Multimodal validation was limited to Qwen2.5-VL-3B and IDEFICS families on limited subtasks; the transferability to other training curricula (e.g., cross-attention in Flamingo) remains an open question.

vs Reddy 2024 / Chan 2022 / Olsson 2022: Those studies established ICL distribution and circuit conclusions in simplified attention-only Transformers. This work carries the analysis to modern decoders (RoPE/RMSNorm/SiLU), identifies the ICL threshold set by RoPE, and extends it to multimodal settings.
vs Chen 2025a / Baldassini 2024 MLLM Diagnostics: They noted that MLLM "multimodal ICL" relies mostly on text. This paper provides a mechanistic explanation: M1 (text) installs the circuit, and M2 (vision) simply wires into it.
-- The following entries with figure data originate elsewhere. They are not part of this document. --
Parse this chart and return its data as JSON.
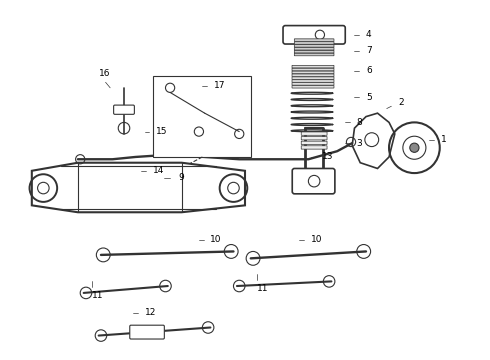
{
  "title": "",
  "background_color": "#ffffff",
  "line_color": "#333333",
  "label_color": "#000000",
  "fig_width": 4.9,
  "fig_height": 3.6,
  "dpi": 100
}
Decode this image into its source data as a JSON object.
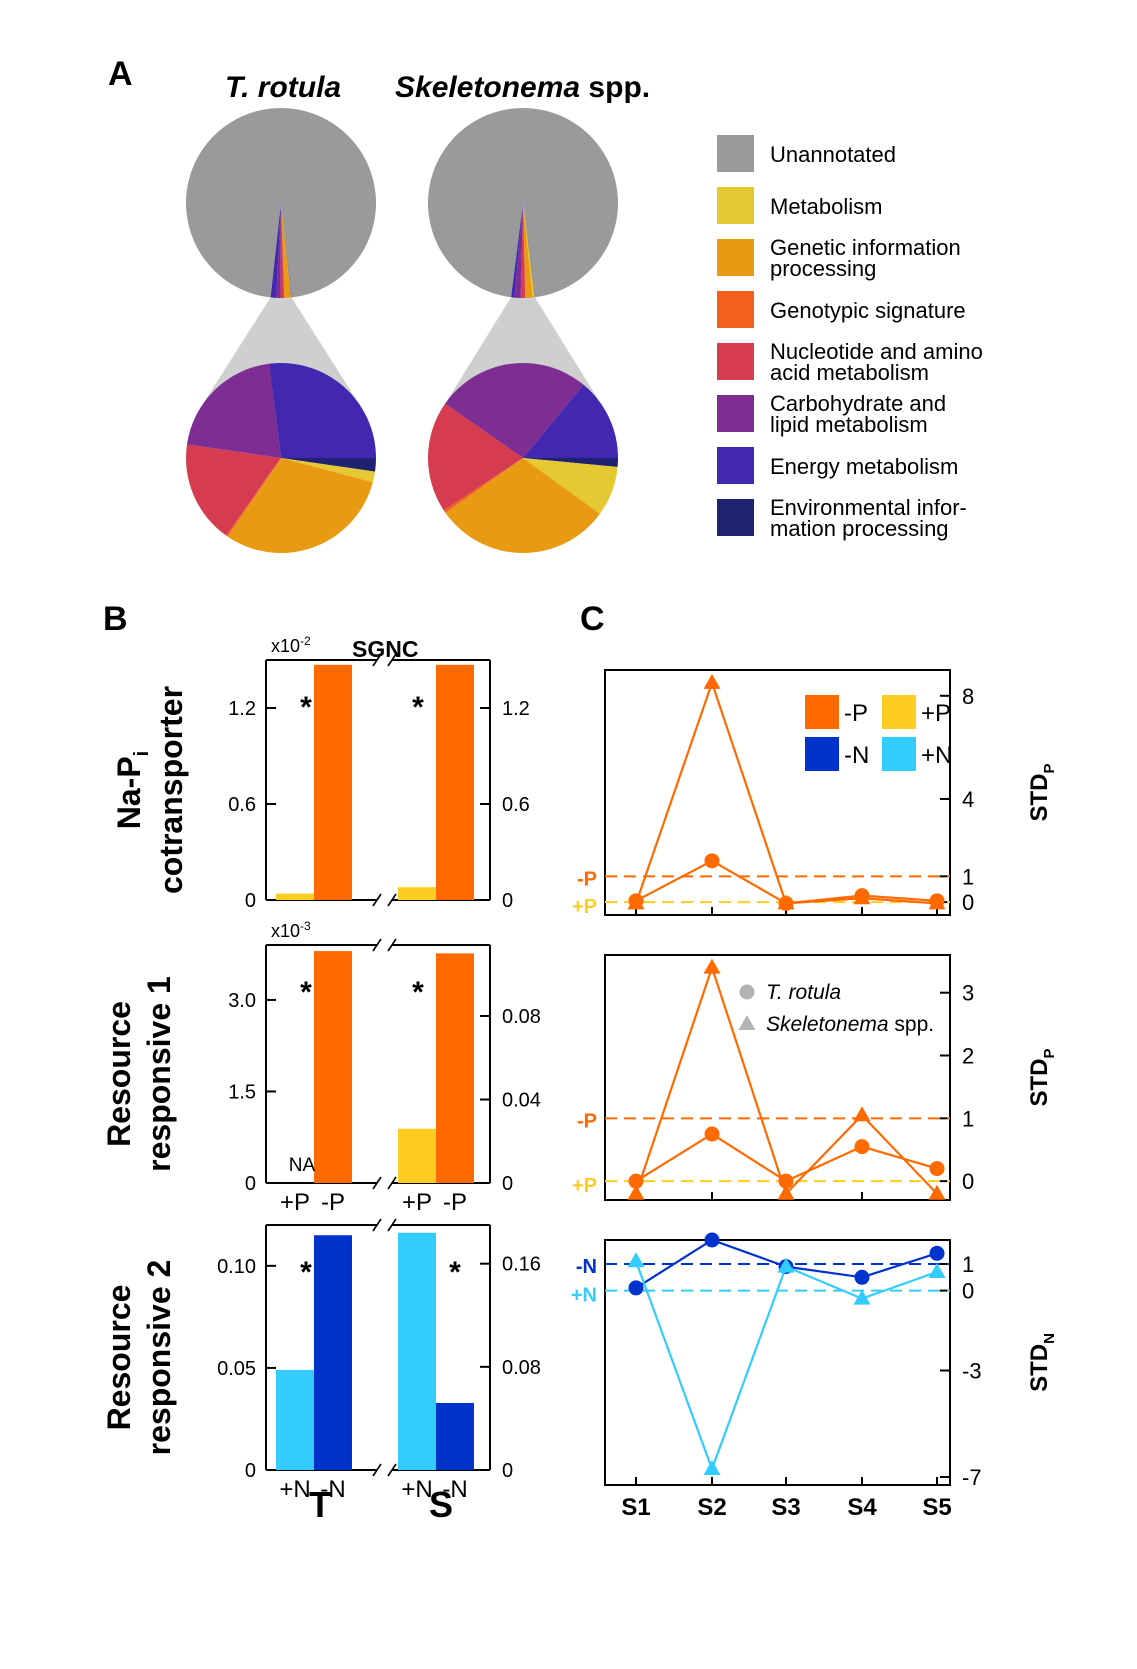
{
  "colors": {
    "unannotated": "#9a9a9a",
    "metabolism": "#e6c832",
    "genetic": "#e89a12",
    "genotypic": "#f2611c",
    "nucleotide": "#d63c4f",
    "carbohydrate": "#7e2e92",
    "energy": "#4227b0",
    "environmental": "#1f2270",
    "minusP": "#ff6a00",
    "plusP": "#ffcc22",
    "minusN": "#0033cc",
    "plusN": "#33ccff"
  },
  "panelA": {
    "letter": "A",
    "title_left": "T. rotula",
    "title_right_italic": "Skeletonema",
    "title_right_plain": " spp.",
    "legend": [
      {
        "key": "unannotated",
        "line1": "Unannotated",
        "line2": ""
      },
      {
        "key": "metabolism",
        "line1": "Metabolism",
        "line2": ""
      },
      {
        "key": "genetic",
        "line1": "Genetic information",
        "line2": "processing"
      },
      {
        "key": "genotypic",
        "line1": "Genotypic signature",
        "line2": ""
      },
      {
        "key": "nucleotide",
        "line1": "Nucleotide and amino",
        "line2": "acid metabolism"
      },
      {
        "key": "carbohydrate",
        "line1": "Carbohydrate and",
        "line2": "lipid metabolism"
      },
      {
        "key": "energy",
        "line1": "Energy metabolism",
        "line2": ""
      },
      {
        "key": "environmental",
        "line1": "Environmental infor-",
        "line2": "mation processing"
      }
    ],
    "chart_data": [
      {
        "type": "pie",
        "name": "T. rotula",
        "annotated_percent": 3.5,
        "slices": [
          {
            "key": "environmental",
            "value": 2.3
          },
          {
            "key": "metabolism",
            "value": 1.8
          },
          {
            "key": "genetic",
            "value": 30.4
          },
          {
            "key": "genotypic",
            "value": 0.3
          },
          {
            "key": "nucleotide",
            "value": 17.5
          },
          {
            "key": "carbohydrate",
            "value": 20.7
          },
          {
            "key": "energy",
            "value": 27.0
          }
        ]
      },
      {
        "type": "pie",
        "name": "Skeletonema spp.",
        "annotated_percent": 4.0,
        "slices": [
          {
            "key": "environmental",
            "value": 1.5
          },
          {
            "key": "metabolism",
            "value": 8.5
          },
          {
            "key": "genetic",
            "value": 30.2
          },
          {
            "key": "genotypic",
            "value": 0.5
          },
          {
            "key": "nucleotide",
            "value": 19.0
          },
          {
            "key": "carbohydrate",
            "value": 26.3
          },
          {
            "key": "energy",
            "value": 14.0
          }
        ]
      }
    ]
  },
  "panelB": {
    "letter": "B",
    "sgnc": "SGNC",
    "rows": [
      {
        "label1": "Na-P",
        "label_sub": "i",
        "label2": "cotransporter",
        "multiplier": "x10",
        "multiplier_exp": "-2",
        "leftTicks": [
          "0",
          "0.6",
          "1.2"
        ],
        "rightTicks": [
          "0",
          "0.6",
          "1.2"
        ],
        "xlabels": []
      },
      {
        "label1": "Resource",
        "label_sub": "",
        "label2": "responsive 1",
        "multiplier": "x10",
        "multiplier_exp": "-3",
        "leftTicks": [
          "0",
          "1.5",
          "3.0"
        ],
        "rightTicks": [
          "0",
          "0.04",
          "0.08"
        ],
        "na": "NA",
        "xlabels": [
          "+P",
          "-P",
          "+P",
          "-P"
        ]
      },
      {
        "label1": "Resource",
        "label_sub": "",
        "label2": "responsive 2",
        "multiplier": "",
        "multiplier_exp": "",
        "leftTicks": [
          "0",
          "0.05",
          "0.10"
        ],
        "rightTicks": [
          "0",
          "0.08",
          "0.16"
        ],
        "xlabels": [
          "+N",
          "-N",
          "+N",
          "-N"
        ]
      }
    ],
    "groups": [
      "T",
      "S"
    ],
    "star": "*",
    "chart_data": [
      {
        "type": "bar",
        "title": "Na-Pi cotransporter",
        "groups": [
          "T",
          "S"
        ],
        "categories": [
          "+P",
          "-P"
        ],
        "series": [
          {
            "name": "T",
            "values": [
              0.04,
              1.47
            ],
            "ylim": [
              0,
              1.5
            ],
            "scale": "x10^-2"
          },
          {
            "name": "S",
            "values": [
              0.08,
              1.47
            ],
            "ylim": [
              0,
              1.5
            ],
            "scale": "x10^-2"
          }
        ],
        "significant": [
          true,
          true
        ]
      },
      {
        "type": "bar",
        "title": "Resource responsive 1",
        "groups": [
          "T",
          "S"
        ],
        "categories": [
          "+P",
          "-P"
        ],
        "series": [
          {
            "name": "T",
            "values": [
              null,
              3.8
            ],
            "ylim": [
              0,
              3.9
            ],
            "scale": "x10^-3"
          },
          {
            "name": "S",
            "values": [
              0.026,
              0.11
            ],
            "ylim": [
              0,
              0.114
            ]
          }
        ],
        "significant": [
          true,
          true
        ]
      },
      {
        "type": "bar",
        "title": "Resource responsive 2",
        "groups": [
          "T",
          "S"
        ],
        "categories": [
          "+N",
          "-N"
        ],
        "series": [
          {
            "name": "T",
            "values": [
              0.049,
              0.115
            ],
            "ylim": [
              0,
              0.12
            ]
          },
          {
            "name": "S",
            "values": [
              0.184,
              0.052
            ],
            "ylim": [
              0,
              0.19
            ]
          }
        ],
        "significant": [
          true,
          true
        ]
      }
    ]
  },
  "panelC": {
    "letter": "C",
    "xcats": [
      "S1",
      "S2",
      "S3",
      "S4",
      "S5"
    ],
    "legendColor": [
      {
        "label": "-P",
        "key": "minusP"
      },
      {
        "label": "+P",
        "key": "plusP"
      },
      {
        "label": "-N",
        "key": "minusN"
      },
      {
        "label": "+N",
        "key": "plusN"
      }
    ],
    "legendShape": [
      {
        "shape": "circle",
        "label_italic": "T. rotula",
        "label_plain": ""
      },
      {
        "shape": "triangle",
        "label_italic": "Skeletonema",
        "label_plain": " spp."
      }
    ],
    "refLabels": {
      "minusP": "-P",
      "plusP": "+P",
      "minusN": "-N",
      "plusN": "+N"
    },
    "ylabels": [
      {
        "main": "STD",
        "sub": "P"
      },
      {
        "main": "STD",
        "sub": "P"
      },
      {
        "main": "STD",
        "sub": "N"
      }
    ],
    "tickLabels": [
      [
        "0",
        "1",
        "4",
        "8"
      ],
      [
        "0",
        "1",
        "2",
        "3"
      ],
      [
        "-7",
        "-3",
        "0",
        "1"
      ]
    ],
    "chart_data": [
      {
        "type": "line",
        "x": [
          "S1",
          "S2",
          "S3",
          "S4",
          "S5"
        ],
        "ylim": [
          -0.5,
          9.0
        ],
        "yticks": [
          0,
          1,
          4,
          8
        ],
        "ref_lines": [
          {
            "name": "-P",
            "y": 1
          },
          {
            "name": "+P",
            "y": 0
          }
        ],
        "series": [
          {
            "name": "T. rotula",
            "marker": "circle",
            "values": [
              0.05,
              1.6,
              -0.05,
              0.25,
              0.05
            ]
          },
          {
            "name": "Skeletonema spp.",
            "marker": "triangle",
            "values": [
              -0.05,
              8.5,
              -0.05,
              0.15,
              -0.05
            ]
          }
        ]
      },
      {
        "type": "line",
        "x": [
          "S1",
          "S2",
          "S3",
          "S4",
          "S5"
        ],
        "ylim": [
          -0.3,
          3.6
        ],
        "yticks": [
          0,
          1,
          2,
          3
        ],
        "ref_lines": [
          {
            "name": "-P",
            "y": 1
          },
          {
            "name": "+P",
            "y": 0
          }
        ],
        "series": [
          {
            "name": "T. rotula",
            "marker": "circle",
            "values": [
              0.0,
              0.75,
              0.0,
              0.55,
              0.2
            ]
          },
          {
            "name": "Skeletonema spp.",
            "marker": "triangle",
            "values": [
              -0.2,
              3.4,
              -0.2,
              1.05,
              -0.2
            ]
          }
        ]
      },
      {
        "type": "line",
        "x": [
          "S1",
          "S2",
          "S3",
          "S4",
          "S5"
        ],
        "ylim": [
          -7.3,
          1.9
        ],
        "yticks": [
          -7,
          -3,
          0,
          1
        ],
        "ref_lines": [
          {
            "name": "-N",
            "y": 1
          },
          {
            "name": "+N",
            "y": 0
          }
        ],
        "series": [
          {
            "name": "T. rotula",
            "marker": "circle",
            "values": [
              0.1,
              1.9,
              0.9,
              0.5,
              1.4
            ]
          },
          {
            "name": "Skeletonema spp.",
            "marker": "triangle",
            "values": [
              1.1,
              -6.7,
              0.9,
              -0.3,
              0.7
            ]
          }
        ]
      }
    ]
  }
}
vs Multimodal ICL Enhancement Methods (Zhao 2023, Doveh 2024, Jia 2025, Huang 2024): Those works improve ICL by modifying prompt/retrieval/alignment strategies. This work indicates where to modify—focus on induction heads and M2 alignment quality rather than stacking demonstrations aimlessly.
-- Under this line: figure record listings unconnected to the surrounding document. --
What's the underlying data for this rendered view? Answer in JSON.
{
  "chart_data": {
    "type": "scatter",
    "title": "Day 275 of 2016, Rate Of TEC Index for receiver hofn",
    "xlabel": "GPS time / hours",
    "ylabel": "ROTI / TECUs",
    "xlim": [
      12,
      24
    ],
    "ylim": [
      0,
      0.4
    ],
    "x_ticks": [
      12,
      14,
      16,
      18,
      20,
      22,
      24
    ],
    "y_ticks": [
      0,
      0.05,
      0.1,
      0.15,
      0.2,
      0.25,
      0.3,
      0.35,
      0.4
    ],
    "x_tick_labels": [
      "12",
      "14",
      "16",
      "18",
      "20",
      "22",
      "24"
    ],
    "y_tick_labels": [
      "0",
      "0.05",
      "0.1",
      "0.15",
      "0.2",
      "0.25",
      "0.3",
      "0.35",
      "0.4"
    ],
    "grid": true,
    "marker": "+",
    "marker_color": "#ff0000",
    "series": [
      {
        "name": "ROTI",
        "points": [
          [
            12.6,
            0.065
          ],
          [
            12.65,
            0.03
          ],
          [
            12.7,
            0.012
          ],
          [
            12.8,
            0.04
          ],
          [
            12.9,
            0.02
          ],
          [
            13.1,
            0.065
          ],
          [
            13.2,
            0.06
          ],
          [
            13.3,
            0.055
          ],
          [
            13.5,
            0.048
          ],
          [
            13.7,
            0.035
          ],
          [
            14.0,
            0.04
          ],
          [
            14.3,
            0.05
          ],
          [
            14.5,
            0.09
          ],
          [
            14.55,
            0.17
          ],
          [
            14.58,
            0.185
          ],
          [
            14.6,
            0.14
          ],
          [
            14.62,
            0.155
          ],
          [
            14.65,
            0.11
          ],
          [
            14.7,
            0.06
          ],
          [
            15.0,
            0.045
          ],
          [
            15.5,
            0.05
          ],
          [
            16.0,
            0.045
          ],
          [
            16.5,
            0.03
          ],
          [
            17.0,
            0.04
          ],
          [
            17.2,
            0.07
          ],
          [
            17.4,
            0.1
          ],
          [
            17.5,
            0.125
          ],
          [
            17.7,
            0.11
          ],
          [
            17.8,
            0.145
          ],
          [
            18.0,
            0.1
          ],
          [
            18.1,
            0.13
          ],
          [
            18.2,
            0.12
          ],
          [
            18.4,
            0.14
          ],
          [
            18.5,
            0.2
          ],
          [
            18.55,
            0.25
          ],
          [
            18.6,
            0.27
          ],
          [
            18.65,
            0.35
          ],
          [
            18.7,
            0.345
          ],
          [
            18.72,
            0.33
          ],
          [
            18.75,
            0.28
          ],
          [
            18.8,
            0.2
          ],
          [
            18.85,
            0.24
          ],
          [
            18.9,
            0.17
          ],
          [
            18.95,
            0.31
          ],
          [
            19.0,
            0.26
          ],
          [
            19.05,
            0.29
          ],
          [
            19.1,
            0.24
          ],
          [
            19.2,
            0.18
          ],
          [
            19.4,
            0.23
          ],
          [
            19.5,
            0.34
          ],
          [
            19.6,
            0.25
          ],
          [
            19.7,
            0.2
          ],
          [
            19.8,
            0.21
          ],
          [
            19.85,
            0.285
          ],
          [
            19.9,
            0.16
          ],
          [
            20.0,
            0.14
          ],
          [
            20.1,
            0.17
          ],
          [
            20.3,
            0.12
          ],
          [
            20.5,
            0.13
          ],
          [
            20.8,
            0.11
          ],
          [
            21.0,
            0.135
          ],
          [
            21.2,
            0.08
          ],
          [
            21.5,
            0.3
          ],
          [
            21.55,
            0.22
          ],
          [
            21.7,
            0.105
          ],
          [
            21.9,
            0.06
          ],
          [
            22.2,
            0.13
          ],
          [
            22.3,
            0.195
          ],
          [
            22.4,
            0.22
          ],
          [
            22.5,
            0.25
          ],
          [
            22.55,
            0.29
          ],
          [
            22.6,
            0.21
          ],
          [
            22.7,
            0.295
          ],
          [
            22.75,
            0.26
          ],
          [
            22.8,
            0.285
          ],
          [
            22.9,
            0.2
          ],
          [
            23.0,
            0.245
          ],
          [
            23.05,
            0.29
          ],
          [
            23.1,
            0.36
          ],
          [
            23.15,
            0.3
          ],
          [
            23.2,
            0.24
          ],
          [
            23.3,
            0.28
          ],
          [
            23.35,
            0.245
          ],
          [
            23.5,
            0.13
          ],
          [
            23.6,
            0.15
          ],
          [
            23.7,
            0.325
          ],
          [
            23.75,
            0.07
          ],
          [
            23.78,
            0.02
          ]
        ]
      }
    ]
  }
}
Insight: (1) The paradigm of deploying progress measurements + head knockout to both synthetic and real models can be extended to reasoning chains, tool use, and other emergent capabilities. (2) The "primary pre-training installs circuit, secondary wires in" curriculum rule can guide data budget allocation when adding new modalities like audio or video to LLMs.

Rating¶

Novelty: ⭐⭐⭐⭐⭐ First to treat multimodal ICL as a controllable and intervenable phenomenon with distribution-mechanism dual attribution.
Experimental Thoroughness: ⭐⭐⭐⭐⭐ Comprehensive synthetic scans + Omniglot/Mini-ImageNet + Qwen2.5-VL-3B/IDEFICS head knockout + fine-tuning dynamics provide multi-faceted evidence.
Writing Quality: ⭐⭐⭐⭐ Rhythmic progression from data to results to interpretation; notation is consistent, though the appendix is heavily utilized.
Value: ⭐⭐⭐⭐⭐ Provides a clean multimodal ICL paradigm for the interpretability community and clear guidance for MLLM trainers on data budgeting.